Ortner believes that the SFR space is going to grow, and more opportunities within that space are going to present themselves to investors. The homeownership rate, which is currently at a five-decade low even though the market is hot and people are buying homes, indicates that “people are buying more than one house. We’re seeing ordinary mom and pop investors that live in a home but then decide they want to get into this and they buy one or two more houses.”

In addition, Ortner said the country is shifting toward becoming a “renter nation” with the growing number of people renting single-family homes (currently about 13 million and expected to increase by another three and a half million by 2020).
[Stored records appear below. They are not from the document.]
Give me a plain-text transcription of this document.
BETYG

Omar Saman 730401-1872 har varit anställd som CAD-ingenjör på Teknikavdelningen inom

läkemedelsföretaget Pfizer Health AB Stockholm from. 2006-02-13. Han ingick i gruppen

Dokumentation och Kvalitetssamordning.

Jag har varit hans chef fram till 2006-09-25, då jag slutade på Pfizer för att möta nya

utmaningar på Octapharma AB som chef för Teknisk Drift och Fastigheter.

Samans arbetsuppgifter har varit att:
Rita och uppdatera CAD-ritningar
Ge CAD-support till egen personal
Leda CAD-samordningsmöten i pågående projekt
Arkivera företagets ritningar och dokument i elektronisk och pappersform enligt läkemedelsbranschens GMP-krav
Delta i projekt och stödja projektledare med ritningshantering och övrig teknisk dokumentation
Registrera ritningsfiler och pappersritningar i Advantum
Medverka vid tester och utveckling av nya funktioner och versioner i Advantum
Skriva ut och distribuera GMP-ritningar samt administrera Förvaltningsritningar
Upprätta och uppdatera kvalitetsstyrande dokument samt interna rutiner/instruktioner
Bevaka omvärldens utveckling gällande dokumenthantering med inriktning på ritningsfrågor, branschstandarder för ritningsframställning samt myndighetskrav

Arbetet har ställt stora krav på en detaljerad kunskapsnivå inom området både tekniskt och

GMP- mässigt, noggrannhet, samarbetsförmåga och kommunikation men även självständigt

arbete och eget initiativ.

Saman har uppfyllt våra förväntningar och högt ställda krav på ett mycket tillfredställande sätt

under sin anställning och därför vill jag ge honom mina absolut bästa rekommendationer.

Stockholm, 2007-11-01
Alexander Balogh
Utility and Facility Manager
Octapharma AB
Speakers at the lab included Herriage, Rand, Ortner, Michael Calhoun of RentMoji, Wally Charnoff of RentRange, James Easley of Truly Noble Services, Mike Hayward of Auction Operations, Xome, John Helmick of Gorilla Capital, Keith Hemmer of Alacrity Services, Alex Hemani of Alna Properties, Glen Mather of NuView IRA, Sommer Myers of First Team Real Estate, Shea Pallante of Civic Financial Services, Jeff Pintar of Pintar Investment Company, Keith Ramsden of Main Street Renewal, Randy Robertson of Blackrock, Jeremy Sicklick of HouseCanary, D’Arcy Young of Residential Recovery Partners, and Nathan Vannatter of ASONS.